What got removed in the Google Health change, and should I export now?

Google removed Estimated Oxygen Variation, snore and noise detection, Sleep Profile, and minute-level skin temperature in the transition, and announced that deletion of removed-feature data from its systems would begin on July 15, 2026. If you have history from those features you want to keep, take a Takeout export as soon as possible; whatever is in your export stays yours. The data CPAP Clarity reads (stages, score, HRV, SpO2, nightly temperature variation, heart rate) remains part of the current product and the export.

Is Fitbit's HRV the same as the HRV my Oura or Apple Watch shows?

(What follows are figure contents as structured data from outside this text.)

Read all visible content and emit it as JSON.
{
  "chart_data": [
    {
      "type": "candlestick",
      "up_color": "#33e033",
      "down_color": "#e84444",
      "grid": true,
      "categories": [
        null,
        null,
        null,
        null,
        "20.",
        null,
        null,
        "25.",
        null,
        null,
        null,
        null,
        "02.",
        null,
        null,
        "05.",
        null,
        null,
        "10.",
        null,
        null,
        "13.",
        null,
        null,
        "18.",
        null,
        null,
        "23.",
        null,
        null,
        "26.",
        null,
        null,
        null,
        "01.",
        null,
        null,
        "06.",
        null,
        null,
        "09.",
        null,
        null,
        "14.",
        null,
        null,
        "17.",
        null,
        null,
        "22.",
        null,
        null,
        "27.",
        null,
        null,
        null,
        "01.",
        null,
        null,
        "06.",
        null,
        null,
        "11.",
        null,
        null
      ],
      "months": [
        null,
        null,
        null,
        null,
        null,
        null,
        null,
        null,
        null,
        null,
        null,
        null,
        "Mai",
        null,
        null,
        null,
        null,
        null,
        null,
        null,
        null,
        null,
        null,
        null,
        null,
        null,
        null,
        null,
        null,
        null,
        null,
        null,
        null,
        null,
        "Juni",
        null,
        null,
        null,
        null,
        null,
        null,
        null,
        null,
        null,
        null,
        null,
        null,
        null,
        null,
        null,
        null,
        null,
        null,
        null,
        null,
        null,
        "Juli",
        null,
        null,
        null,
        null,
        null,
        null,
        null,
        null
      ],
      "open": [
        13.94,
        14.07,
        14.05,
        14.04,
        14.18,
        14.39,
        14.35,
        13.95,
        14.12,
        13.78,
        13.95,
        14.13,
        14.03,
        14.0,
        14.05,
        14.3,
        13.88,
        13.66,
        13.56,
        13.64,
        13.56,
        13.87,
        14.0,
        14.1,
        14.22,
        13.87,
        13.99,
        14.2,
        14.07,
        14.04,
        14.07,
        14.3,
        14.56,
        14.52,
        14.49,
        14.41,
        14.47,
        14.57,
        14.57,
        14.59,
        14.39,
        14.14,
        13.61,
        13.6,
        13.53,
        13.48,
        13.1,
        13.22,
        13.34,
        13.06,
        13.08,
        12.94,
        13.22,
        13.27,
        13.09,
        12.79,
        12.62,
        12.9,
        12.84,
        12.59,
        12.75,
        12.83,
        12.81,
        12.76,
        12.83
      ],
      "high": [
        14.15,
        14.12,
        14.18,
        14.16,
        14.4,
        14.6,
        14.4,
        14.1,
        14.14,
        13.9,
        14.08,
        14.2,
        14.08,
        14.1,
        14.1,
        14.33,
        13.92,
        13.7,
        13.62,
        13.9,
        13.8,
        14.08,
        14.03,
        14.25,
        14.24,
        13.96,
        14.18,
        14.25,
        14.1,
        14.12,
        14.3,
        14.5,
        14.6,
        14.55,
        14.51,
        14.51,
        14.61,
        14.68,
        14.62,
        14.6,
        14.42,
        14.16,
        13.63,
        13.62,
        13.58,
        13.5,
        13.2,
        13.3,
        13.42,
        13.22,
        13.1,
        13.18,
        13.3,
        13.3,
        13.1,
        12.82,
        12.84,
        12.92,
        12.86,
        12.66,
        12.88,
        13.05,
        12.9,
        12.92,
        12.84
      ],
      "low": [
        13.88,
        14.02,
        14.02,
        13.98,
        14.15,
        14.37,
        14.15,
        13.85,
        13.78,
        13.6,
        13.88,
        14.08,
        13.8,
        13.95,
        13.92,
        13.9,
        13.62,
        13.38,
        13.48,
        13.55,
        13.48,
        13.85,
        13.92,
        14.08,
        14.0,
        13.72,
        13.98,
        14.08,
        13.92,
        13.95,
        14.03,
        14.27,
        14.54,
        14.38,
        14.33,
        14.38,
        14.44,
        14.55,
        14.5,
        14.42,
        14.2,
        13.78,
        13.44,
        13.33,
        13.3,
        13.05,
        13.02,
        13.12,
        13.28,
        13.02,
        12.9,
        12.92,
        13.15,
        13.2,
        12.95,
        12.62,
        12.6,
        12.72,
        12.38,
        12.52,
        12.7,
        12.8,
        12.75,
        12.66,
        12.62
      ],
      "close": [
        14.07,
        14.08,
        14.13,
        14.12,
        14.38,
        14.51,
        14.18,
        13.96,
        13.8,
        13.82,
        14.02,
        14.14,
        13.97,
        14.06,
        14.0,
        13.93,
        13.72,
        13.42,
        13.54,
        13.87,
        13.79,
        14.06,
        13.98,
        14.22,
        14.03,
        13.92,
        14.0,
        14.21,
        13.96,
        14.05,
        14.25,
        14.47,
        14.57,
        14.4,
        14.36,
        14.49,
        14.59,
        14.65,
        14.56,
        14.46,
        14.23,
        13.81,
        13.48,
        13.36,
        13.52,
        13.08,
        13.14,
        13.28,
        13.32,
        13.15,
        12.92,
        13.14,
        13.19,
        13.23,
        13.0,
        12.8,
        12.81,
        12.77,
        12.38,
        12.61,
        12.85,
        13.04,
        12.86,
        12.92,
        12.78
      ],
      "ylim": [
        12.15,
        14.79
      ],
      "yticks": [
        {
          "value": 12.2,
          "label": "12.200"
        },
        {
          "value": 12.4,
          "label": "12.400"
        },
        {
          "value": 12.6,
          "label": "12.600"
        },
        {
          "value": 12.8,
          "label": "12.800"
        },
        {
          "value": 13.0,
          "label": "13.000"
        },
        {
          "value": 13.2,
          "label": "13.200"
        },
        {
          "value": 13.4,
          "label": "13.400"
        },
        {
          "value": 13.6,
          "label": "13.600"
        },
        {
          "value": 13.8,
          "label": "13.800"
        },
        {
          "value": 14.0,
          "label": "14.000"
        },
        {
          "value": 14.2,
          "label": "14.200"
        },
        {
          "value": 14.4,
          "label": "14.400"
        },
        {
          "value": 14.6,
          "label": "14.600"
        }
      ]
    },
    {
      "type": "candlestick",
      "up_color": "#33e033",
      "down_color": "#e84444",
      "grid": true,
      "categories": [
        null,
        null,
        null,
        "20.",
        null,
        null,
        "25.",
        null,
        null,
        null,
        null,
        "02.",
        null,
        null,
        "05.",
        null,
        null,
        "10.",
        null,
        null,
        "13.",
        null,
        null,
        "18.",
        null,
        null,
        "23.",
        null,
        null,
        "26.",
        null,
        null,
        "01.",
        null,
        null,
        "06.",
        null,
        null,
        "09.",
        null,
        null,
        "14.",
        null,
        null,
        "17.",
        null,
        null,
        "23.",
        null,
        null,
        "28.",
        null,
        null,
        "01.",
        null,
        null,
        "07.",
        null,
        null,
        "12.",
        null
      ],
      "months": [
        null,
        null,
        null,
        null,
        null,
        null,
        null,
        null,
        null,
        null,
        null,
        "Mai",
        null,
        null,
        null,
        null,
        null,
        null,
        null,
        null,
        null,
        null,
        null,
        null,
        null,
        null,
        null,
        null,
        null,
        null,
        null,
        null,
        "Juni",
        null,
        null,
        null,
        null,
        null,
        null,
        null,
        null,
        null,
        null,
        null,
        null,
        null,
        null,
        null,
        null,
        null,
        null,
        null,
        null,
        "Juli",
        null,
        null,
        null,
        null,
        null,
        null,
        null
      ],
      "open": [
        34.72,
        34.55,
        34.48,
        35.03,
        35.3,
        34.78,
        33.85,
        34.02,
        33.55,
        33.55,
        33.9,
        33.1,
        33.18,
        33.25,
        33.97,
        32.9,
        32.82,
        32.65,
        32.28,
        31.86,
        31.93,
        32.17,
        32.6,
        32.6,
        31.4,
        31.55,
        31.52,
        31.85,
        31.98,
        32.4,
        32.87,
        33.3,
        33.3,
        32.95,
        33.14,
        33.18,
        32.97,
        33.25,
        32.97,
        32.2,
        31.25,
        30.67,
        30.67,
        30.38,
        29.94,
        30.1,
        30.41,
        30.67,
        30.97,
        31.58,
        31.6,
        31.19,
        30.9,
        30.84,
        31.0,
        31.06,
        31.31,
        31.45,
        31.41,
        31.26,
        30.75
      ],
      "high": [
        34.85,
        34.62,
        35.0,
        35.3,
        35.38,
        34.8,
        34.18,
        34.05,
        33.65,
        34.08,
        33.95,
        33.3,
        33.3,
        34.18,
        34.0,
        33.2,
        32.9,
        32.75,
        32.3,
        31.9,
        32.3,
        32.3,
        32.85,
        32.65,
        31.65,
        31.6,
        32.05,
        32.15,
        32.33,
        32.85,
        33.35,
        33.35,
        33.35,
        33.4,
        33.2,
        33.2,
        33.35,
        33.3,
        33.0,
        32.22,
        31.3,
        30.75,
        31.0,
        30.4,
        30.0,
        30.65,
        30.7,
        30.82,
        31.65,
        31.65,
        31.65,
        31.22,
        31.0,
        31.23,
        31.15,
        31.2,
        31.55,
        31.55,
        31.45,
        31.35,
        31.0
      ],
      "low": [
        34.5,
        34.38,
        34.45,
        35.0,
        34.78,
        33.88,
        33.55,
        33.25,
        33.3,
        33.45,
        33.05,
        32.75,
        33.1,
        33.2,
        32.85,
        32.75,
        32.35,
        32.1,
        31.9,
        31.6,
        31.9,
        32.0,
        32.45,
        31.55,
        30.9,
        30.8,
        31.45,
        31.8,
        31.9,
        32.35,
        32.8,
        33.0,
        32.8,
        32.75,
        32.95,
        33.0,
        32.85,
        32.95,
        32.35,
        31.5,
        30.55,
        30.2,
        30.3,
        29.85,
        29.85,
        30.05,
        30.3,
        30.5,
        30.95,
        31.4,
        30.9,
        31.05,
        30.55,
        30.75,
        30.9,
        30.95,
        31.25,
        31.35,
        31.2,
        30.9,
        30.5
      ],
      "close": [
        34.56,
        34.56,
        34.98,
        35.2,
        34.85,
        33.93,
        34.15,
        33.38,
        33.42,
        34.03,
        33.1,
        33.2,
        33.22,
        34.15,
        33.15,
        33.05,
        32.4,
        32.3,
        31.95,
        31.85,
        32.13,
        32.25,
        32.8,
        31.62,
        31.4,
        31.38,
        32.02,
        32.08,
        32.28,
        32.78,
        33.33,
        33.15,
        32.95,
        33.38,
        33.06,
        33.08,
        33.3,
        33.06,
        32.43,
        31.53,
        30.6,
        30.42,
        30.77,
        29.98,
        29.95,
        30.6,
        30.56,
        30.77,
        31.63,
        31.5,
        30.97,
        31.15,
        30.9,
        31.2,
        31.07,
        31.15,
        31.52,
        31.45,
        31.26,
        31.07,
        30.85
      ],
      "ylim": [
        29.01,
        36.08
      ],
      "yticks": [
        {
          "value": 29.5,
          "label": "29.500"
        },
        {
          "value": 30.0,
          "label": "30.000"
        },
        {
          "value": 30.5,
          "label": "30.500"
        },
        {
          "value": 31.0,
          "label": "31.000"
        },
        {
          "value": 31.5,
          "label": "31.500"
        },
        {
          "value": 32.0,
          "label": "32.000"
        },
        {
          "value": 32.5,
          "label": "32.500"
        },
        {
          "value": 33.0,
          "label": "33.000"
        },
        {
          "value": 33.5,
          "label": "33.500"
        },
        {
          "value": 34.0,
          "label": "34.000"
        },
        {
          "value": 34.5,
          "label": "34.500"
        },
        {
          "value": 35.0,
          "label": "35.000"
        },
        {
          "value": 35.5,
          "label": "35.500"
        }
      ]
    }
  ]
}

No, and this trips people up. Fitbit publishes RMSSD; Oura and Apple Watch publish SDNN. They are different statistics computed from the same underlying beat-to-beat intervals, and RMSSD typically reads higher. Trends within one device are meaningful; comparing the raw number across devices is not. CPAP Clarity keeps each vendor's baseline separate for exactly this reason.

Do I need Fitbit Premium for any of this?

No. The nightly sleep score is free, and in our validation data every metric this page describes (stages, score, HRV, resting heart rate, SpO2, skin temperature) appeared in a standard Takeout export from an account without a Premium subscription. Premium adds coaching and deeper in-app insights; it is not a gate on your own data export.

Is my Fitbit data shared with anyone when I import it?

No. The Takeout archive is parsed entirely in your browser. CPAP Clarity does not upload your Fitbit data to any server, and there is no connection to your Google account. Your nights are stored only in your browser's local IndexedDB, on the device you imported from. Clearing your browser data, or using the data hub at /data, removes them.